Ustedes se preguntarán, ¿Por qué esta obviedad? ¿Cómo que “Con los ojos en la cara? Es claro, no podrían estar en otro lugar. Es claro también que debe haber alguna razón más o menos válida para dar nombre a una columna que hace dos años dejé de escribir sin ninguna justificación ni previo aviso. Me hice como los nietos: no saludan cuando llegan ni se despiden cuando se van.
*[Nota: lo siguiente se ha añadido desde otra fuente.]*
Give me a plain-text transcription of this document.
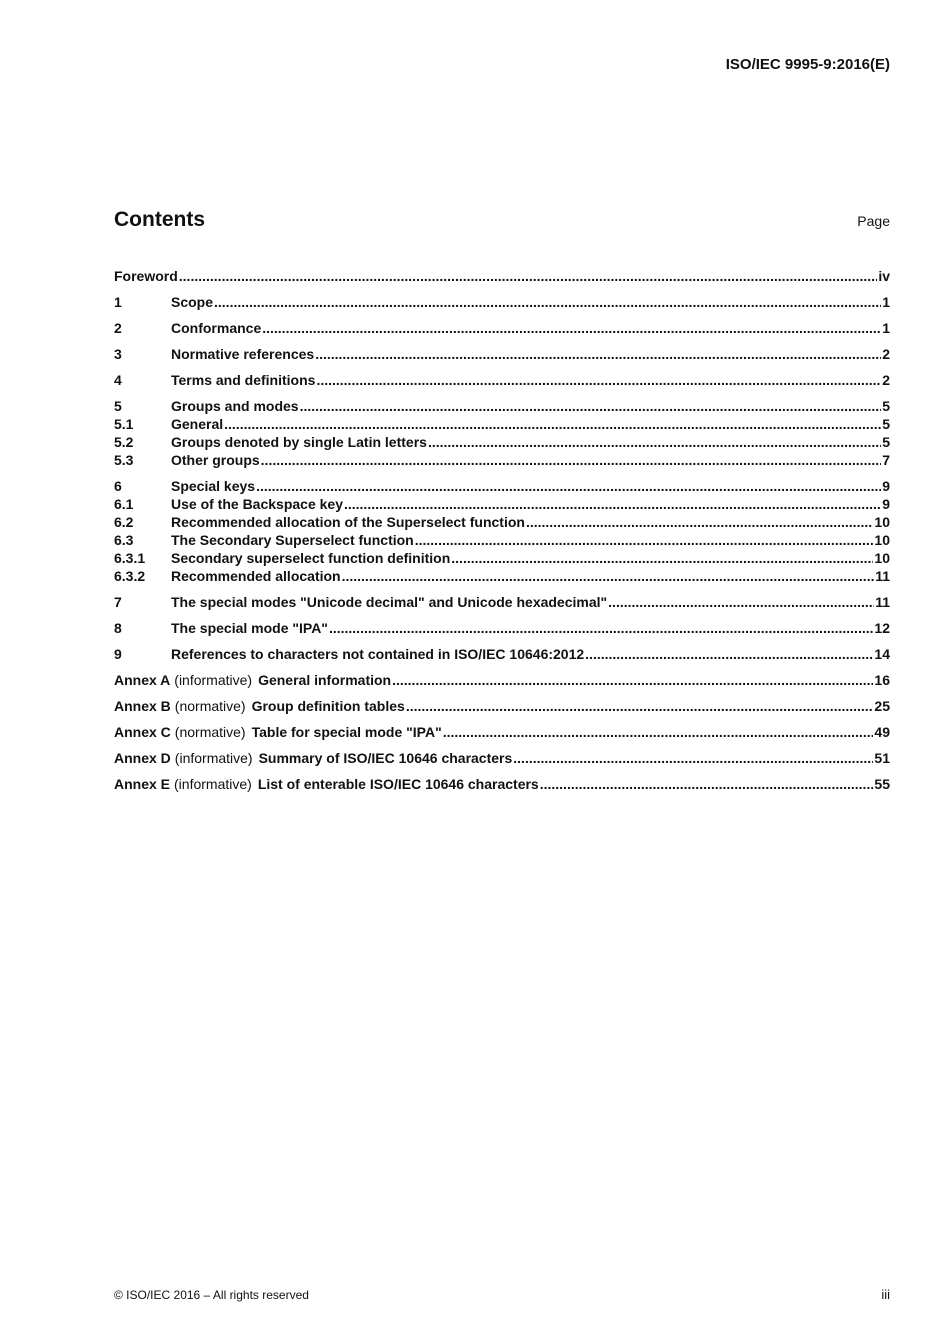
ISO/IEC 9995-9:2016(E)
Contents	Page
Foreword .....	iv
1	Scope .....	1
2	Conformance .....	1
3	Normative references .....	2
4	Terms and definitions .....	2
5	Groups and modes .....	5
5.1	General .....	5
5.2	Groups denoted by single Latin letters .....	5
5.3	Other groups .....	7
6	Special keys .....	9
6.1	Use of the Backspace key .....	9
6.2	Recommended allocation of the Superselect function .....	10
6.3	The Secondary Superselect function .....	10
6.3.1	Secondary superselect function definition .....	10
6.3.2	Recommended allocation .....	11
7	The special modes "Unicode decimal" and Unicode hexadecimal" .....	11
8	The special mode "IPA" .....	12
9	References to characters not contained in ISO/IEC 10646:2012 .....	14
Annex A (informative) General information .....	16
Annex B (normative) Group definition tables .....	25
Annex C (normative) Table for special mode "IPA" .....	49
Annex D (informative) Summary of ISO/IEC 10646 characters .....	51
Annex E (informative) List of enterable ISO/IEC 10646 characters .....	55
© ISO/IEC 2016 – All rights reserved	iii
Les voy a platicar el por qué de este título tan inapropiado. Era allá por los años de 1982 o 1983 que llegaba de los recorridos por las comunidades, aporreado y masacrado por las pequeñas piedras y el polvo del balasto que levantaba con el Datsun 76 en tiempo de secas por las carreteras, pero, además, atormentado por la resolana que no me tenía ninguna consideración ni deferencia. Otras veces, llegaba de Colima y el estado de ánimo era mejor pues por lo menos no llegaba tan acalorado. Apenas llegaba al centro del pueblo de Tepames, estacionaba el carro frente al jardín y me encontraba con doña Paz García quien era casi mi vecina. La saludaba y, ya frente a ella, le preguntaba, ¿Cómo está Doña Paz? Le preguntaba nada más por el gusto de escuchar su respuesta: aquí “Con los ojos en la cara” y luego añadía, “Si quiere comer pásese, porque aquí hay quien ofrezca, pero no hay quien ruegue.” Casi siempre me pasaba a comer y a platicar con ella mientras calentaba las tortillas.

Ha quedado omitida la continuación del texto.